Il gonfalone del Comune di Empoli a Mauthausen

E’ il 5 maggio del 1945, quando un’avanguardia della terza Armata americana entra dalla Porta mongola del campo di sterminio di Mauthausen, quello che la disumana burocrazia nazista aveva classificato come di "classe 3, campo di punizione e di annientamento attraverso il lavoro”. E’ il momento della liberazione di quell’inferno diretto dal comandante Franz Ziereis, tristemente famoso per le sue atrocità che iniziavano subito, quando accoglieva i nuovi arrivati sulla porta dell'inferno con questo agghiacciante discorso: "siete venuti qui per morire, qui non esiste l'uscita ma solo l'entrata; l'unica uscita è dal camino del forno crematorio", e indicava i camini del crematorio. Lo stesso comandante del campo, nel 1942, al diciottesimo compleanno del figlio maggiore, lo armò di un revolver con il quale uccidere quaranta prigionieri. Dopo la liberazione morì il 25 maggio in conseguenza delle ferite riportate durante la cattura dagli alleati e il suo corpo fu appeso dagli ex prigionieri sul filo spinato di una recinzione del campo di Gusen, «oramai priva di corrente elettrica». Mauthausen, una fortezza in pietra eretta nel 1938 in cima a una collina sovrastante la piccola cittadina di Mauthausen a circa venticinque chilometri da Linz, era luogi di atrocità indicibili, uno dei tanti campi tristemente noti dove fu realizzato lo sterminio pianificato a tavolino dai nazisti.
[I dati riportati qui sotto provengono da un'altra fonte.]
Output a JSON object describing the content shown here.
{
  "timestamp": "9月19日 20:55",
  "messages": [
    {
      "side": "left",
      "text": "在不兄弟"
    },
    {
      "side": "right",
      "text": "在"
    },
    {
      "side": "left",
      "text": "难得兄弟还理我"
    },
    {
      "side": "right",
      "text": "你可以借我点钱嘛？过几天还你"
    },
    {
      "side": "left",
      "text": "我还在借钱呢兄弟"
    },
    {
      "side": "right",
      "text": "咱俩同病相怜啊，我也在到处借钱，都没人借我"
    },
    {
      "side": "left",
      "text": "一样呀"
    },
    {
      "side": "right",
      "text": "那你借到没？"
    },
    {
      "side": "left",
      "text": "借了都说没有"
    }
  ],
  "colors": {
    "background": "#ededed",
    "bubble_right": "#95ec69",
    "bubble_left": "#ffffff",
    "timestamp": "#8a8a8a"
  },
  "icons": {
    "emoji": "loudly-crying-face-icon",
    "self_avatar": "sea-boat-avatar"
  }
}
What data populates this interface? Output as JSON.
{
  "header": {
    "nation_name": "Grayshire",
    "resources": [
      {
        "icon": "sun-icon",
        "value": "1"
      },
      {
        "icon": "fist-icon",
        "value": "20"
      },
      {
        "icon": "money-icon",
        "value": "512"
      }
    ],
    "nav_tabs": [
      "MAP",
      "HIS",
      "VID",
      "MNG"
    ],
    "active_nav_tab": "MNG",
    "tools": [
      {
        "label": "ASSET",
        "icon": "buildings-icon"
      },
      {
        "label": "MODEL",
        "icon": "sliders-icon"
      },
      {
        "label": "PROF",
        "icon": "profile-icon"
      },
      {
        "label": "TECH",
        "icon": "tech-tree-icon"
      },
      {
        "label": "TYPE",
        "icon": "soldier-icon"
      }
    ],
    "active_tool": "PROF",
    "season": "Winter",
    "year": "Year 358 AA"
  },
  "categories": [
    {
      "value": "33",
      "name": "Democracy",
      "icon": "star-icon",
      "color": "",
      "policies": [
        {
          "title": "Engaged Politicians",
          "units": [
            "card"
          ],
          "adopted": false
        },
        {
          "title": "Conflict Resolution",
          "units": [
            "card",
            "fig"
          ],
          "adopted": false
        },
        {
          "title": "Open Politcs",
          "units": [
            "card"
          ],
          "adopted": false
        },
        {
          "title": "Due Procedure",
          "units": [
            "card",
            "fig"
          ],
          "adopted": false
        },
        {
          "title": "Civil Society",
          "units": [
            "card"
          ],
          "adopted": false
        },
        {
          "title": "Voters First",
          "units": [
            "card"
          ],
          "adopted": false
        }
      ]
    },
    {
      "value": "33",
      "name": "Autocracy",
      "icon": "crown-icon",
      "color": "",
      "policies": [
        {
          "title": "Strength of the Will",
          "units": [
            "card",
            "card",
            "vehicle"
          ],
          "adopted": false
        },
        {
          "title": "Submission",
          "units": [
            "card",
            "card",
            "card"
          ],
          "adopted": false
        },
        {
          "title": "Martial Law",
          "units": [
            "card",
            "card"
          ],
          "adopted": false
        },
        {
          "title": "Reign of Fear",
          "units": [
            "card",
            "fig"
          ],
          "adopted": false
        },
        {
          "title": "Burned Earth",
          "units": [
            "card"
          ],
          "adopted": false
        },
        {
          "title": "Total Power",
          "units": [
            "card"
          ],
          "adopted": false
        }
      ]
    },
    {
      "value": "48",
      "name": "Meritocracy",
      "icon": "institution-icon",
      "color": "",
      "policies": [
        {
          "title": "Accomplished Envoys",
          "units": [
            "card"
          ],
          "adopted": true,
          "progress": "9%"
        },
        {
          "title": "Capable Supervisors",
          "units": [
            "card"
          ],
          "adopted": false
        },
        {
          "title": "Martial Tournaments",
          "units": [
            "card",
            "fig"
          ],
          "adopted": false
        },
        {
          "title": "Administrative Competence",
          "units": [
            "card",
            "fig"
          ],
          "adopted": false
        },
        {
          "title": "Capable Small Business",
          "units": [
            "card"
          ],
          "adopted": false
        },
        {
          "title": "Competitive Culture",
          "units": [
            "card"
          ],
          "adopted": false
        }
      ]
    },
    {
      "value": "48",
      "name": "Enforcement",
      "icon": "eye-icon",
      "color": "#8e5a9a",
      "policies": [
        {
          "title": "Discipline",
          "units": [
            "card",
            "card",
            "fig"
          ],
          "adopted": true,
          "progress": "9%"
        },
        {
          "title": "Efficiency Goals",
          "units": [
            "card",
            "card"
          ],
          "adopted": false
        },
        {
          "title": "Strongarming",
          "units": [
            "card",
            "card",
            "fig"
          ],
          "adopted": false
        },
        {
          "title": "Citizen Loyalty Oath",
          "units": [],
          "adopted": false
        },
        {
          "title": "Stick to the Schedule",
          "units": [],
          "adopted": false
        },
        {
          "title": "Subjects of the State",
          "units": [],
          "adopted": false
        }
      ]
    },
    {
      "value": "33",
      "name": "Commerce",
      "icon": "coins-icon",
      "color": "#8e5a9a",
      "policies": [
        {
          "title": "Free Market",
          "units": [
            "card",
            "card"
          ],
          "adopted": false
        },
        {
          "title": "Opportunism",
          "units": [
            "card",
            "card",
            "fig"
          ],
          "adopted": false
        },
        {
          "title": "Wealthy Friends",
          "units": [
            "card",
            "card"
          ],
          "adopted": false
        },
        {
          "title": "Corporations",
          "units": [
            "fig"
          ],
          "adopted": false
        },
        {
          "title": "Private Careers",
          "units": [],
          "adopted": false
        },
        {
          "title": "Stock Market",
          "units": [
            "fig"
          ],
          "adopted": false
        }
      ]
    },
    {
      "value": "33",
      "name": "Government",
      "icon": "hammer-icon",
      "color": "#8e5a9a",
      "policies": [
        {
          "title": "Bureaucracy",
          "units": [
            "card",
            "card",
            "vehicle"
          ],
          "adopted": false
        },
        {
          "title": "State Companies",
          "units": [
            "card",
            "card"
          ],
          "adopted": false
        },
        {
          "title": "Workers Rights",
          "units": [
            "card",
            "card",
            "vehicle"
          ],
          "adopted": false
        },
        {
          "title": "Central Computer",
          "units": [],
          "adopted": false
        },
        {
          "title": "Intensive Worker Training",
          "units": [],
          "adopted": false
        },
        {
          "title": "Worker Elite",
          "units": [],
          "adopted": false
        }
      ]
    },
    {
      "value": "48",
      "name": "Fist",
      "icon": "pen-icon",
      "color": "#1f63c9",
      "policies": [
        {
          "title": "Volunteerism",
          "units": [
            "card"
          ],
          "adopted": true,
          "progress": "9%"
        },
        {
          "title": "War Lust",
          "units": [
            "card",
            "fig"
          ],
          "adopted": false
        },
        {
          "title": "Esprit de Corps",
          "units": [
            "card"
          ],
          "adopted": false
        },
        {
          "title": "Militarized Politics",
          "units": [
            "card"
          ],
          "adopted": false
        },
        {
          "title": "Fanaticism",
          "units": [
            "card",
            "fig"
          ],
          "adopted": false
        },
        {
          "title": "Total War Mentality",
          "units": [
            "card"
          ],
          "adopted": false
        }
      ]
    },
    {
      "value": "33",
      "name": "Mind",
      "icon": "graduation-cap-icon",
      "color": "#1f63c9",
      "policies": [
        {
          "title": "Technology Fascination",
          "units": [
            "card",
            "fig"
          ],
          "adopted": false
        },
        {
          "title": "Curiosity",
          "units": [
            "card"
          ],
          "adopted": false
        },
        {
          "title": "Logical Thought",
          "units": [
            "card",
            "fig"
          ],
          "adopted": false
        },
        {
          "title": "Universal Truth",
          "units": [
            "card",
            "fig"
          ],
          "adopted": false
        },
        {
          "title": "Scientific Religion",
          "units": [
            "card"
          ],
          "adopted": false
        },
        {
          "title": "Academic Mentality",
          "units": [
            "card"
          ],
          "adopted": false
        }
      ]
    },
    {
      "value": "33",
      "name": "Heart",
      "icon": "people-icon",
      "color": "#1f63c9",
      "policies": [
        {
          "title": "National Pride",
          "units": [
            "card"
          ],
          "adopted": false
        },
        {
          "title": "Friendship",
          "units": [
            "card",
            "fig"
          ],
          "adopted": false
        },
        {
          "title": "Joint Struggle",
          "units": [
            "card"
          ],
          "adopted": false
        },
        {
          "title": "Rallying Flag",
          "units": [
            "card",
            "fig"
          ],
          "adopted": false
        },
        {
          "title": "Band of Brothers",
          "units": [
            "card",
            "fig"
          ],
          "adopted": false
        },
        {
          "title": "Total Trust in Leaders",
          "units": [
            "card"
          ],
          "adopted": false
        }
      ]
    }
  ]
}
Fu l'ultimo campo ad essere liberato, appunto il 5 maggio, una data che ha un significato particolare per Empoli visto che proprio lì erano finiti i nostri concittadini, deportati dopo i rastrellamenti dell’8 marzo 1944. Accanto alle tradizionali date della memoria (su tutte il 27 gennaio che è la giornata internazionale che ricorda la liberazione di Auschwitz) noi empolesi ricordiamo appunto con particolare trasporto questi due giorni: l’8 marzo ed il 5 maggio. La notte fra il 7 e l’8 marzo 55 empolesi (118 nella zona) furono caricati sul convoglio 32 e deportati nel lager austriaco. Quando il campo fu liberato 17 erano ancora vivi, ma diversi morirono quasi subito sia per difficoltà fisiche che psicologiche. Ci fi addirittura chi trovò la morte semplicemente per aver mangiato, visto che nel campo la razione prevedeva, dopo la sveglia alle 5, un surrogato di caffè senza zucchero come prima colazione, alle 12 una zuppa di verdure essiccate e di rape cotte nell'acqua, la sera circa 30 grammi di pane con un cucchiaino di margarina o di ricotta o una sottile fettina di salame. Nel 1984 la ricerca di Italo Tibaldi sulla deportazione mise in luce che, degli arrestati del convoglio 32 e degli empolesi, ne erano vivi 5 fra cui Saffo Morelli, Nedo Nencioni, Aldo Rovai e Loris Valori. Negli anni 2000, invece, appena tre e l'ultimo a morire è stato Nedo Nencioni.
E ogni anno, per doveroso rispetto della memoria e del giorno della liberazione del campo, una delegazione della nostra zona partecipa alla manifestazione internazionale che ricorda la liberazione. A guidarla l’Aned Empolese-Valdelsa, con lei gli amministratori dei vari comuni con tanto di gonfalone e, soprattutto, i ragazzi delle scuole che hanno così la possibilità di vedere da vicino quanto l’uomo riuscì a concepire in quei posti. I tre pullman sono partiti la sera del 1 maggio e stanno compiendo un viaggio nei vari campi o in quel che resta di questi, molto spesso dei sacrari per ricordare la morte di così tante persone innocenti. Ed oggi partecipano alla manifestazione che ricorda la liberazione del campo e onora la memoria di quanti lì trovarono la più atroce delle morti.
«Chi è sopravvissuto a questa esperienza non muore più!», è il commento di un sopravvissuto innominato a Mauthausen. A noi il dovere di non dimenticare. Mai.